Evaluating the Added Benefit of Osteopathic Care to a Flexi-FODMAP Diet in Fibromyalgia Patients With Irritable Bowel Syndrome: a Randomized Sham-controlled Trial
Dietary modifications are often recommended as first-line treatment for irritable bowel syndrome, with the FODMAP diet being the most effective intervention to improve global gastrointestinal symptoms. Due to the heterogeneity of symptoms, patients often seek complementary or alternative therapies. This randomized clinical trial aims to determine whether osteopathic care provides additional improvement in gastrointestinal symptoms compared to sham osteopathic care, when both are combined with a flexible FODMAP diet. The trial will also assess the safety and tolerability of osteopathic care. The main questions it aims to answer are: Does osteopathic care reduce IBS symptom severity more than sham osteopathic care? Does osteopathic care improve pain, quality of life, anxiety, fatigue, work productivity, and gut microbiota compared to sham osteopathic care? Do participants adhere to the flexible FODMAP diet and osteopathic care, and are the effects of osteopathic care maintained at 3- and 6-months post-intervention? Can pretreatment factors, such as sociodemographic characteristics, IBS severity, predominant symptoms, psychological state, or gut microbiota composition, predict response to osteopathic care? What adverse effects occur with osteopathic care compared to sham care? Participants will: Visit the osteopathy clinic to receive four sessions of real or sham osteopathic care Complete online assessments before and after the intervention, and at 3- and 6-months post-intervention Provide stool samples before and after the four osteopathic or sham sessions Keep a three-day food diary and a ten-day stool diary before and after the intervention, and at 3- and 6-months post-intervention
⁃ This study includes participants who meet the following criteria:
• are over 18 years old;
• have a diagnosis of IBS by a medical doctor according to the Rome IV criteria and have an IBS-SSS score of ≥175 (indicating moderate to severe IBS symptoms);
• have a medical diagnosis of fibromyalgia or meet the 2016 American College of Rheumatology criteria, characterized by chronic (≥3 months) widespread pain(i.e., a Widespread Pain Index(WPI) score of ≥7 with a Symptom Severity Score of ≥5, or a WPI score of 4-6 with a Symptom Severity Score ≥9 on the Widespread Pain Index).

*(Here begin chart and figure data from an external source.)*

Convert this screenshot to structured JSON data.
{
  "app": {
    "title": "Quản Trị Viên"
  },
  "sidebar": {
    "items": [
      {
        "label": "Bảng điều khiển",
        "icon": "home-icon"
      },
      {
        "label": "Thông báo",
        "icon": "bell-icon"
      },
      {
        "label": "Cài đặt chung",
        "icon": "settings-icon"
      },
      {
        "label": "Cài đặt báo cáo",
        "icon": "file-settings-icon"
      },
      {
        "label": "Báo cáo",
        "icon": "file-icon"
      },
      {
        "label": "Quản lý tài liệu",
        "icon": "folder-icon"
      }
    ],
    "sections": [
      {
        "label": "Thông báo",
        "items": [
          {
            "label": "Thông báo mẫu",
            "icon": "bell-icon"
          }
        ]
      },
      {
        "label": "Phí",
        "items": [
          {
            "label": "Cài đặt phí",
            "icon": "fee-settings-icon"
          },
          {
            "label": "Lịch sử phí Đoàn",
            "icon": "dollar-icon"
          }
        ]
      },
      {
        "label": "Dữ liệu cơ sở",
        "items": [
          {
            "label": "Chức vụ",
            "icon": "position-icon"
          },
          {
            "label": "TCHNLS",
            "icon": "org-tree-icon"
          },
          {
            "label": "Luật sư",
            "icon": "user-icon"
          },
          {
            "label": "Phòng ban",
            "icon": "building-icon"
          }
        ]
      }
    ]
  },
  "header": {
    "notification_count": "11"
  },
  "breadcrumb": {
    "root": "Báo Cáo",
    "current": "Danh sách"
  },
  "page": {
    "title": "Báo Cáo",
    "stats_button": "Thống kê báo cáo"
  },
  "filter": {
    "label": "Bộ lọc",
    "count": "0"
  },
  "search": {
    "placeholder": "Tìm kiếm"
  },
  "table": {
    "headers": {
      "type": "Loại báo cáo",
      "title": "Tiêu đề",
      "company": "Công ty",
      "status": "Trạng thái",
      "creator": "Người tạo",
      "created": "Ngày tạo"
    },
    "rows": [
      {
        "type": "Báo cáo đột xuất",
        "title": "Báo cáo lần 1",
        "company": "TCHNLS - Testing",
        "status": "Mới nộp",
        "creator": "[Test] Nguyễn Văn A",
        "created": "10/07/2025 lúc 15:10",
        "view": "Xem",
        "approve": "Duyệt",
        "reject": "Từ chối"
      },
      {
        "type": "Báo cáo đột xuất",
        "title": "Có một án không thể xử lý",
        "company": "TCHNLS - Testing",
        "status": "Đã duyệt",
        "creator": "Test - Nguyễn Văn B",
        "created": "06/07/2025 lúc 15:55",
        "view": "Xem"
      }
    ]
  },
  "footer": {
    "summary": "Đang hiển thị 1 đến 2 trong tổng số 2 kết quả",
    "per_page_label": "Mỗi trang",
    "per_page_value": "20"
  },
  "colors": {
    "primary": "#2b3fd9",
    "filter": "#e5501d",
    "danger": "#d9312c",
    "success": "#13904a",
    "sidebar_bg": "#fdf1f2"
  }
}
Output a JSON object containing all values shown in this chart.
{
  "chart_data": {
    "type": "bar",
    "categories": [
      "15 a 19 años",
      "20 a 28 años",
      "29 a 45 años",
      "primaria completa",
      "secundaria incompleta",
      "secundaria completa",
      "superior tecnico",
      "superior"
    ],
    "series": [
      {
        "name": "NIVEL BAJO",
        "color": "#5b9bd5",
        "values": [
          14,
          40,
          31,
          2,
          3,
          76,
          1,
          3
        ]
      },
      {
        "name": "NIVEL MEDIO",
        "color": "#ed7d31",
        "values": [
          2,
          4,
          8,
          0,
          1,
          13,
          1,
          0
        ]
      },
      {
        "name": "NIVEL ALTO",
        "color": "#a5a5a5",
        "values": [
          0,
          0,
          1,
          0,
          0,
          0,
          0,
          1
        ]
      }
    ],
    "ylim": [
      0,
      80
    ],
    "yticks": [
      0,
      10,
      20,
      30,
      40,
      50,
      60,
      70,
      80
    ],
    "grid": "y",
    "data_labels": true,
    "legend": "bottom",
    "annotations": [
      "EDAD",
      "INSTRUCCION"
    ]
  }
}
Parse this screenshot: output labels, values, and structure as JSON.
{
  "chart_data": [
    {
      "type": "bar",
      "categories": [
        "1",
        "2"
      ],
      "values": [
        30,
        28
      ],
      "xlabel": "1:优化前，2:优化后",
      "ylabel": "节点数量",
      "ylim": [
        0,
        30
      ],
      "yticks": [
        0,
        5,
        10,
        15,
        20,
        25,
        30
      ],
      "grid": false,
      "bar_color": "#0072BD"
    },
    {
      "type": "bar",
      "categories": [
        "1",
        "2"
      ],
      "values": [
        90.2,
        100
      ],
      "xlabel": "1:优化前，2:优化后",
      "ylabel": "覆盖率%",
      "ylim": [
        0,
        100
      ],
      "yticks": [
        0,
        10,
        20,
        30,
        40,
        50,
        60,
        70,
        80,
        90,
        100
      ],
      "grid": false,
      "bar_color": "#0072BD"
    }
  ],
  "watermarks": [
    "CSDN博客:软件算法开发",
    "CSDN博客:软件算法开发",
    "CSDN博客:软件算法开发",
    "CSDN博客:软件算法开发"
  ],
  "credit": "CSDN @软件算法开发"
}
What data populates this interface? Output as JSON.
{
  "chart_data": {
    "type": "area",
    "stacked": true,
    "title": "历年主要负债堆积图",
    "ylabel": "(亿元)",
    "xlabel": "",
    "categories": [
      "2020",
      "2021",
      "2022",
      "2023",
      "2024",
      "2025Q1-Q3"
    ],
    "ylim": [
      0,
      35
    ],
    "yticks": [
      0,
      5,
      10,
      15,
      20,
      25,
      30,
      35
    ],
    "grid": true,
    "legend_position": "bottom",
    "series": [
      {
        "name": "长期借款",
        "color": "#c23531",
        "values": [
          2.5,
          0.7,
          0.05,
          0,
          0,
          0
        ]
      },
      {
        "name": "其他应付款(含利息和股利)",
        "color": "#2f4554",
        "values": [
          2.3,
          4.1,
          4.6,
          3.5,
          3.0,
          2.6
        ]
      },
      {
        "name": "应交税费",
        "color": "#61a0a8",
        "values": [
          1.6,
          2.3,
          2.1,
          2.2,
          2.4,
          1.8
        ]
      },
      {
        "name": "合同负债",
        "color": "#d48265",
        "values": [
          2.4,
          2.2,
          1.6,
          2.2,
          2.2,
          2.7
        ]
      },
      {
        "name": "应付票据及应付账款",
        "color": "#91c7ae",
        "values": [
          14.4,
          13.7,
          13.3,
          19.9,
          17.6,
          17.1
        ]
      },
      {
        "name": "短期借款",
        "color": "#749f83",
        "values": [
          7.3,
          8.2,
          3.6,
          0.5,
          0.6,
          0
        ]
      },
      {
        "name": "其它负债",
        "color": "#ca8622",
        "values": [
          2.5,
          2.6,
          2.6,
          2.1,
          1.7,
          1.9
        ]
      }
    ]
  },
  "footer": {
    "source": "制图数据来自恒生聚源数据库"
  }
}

⁃ Participants will be allowed to use probiotic products and follow a lactose-reduced diet, as long as they kept their usual intake throughout the study, unless a further reduction in lactose was recommended for those assigned to diet therapy. IBS medications, including antidepressants, will be allowed if used consistently at a stable dose for at least 2-3month prior to inclusion. Additionally, participants will need to be willing to adjust their current dietary habits in order to take part in the study.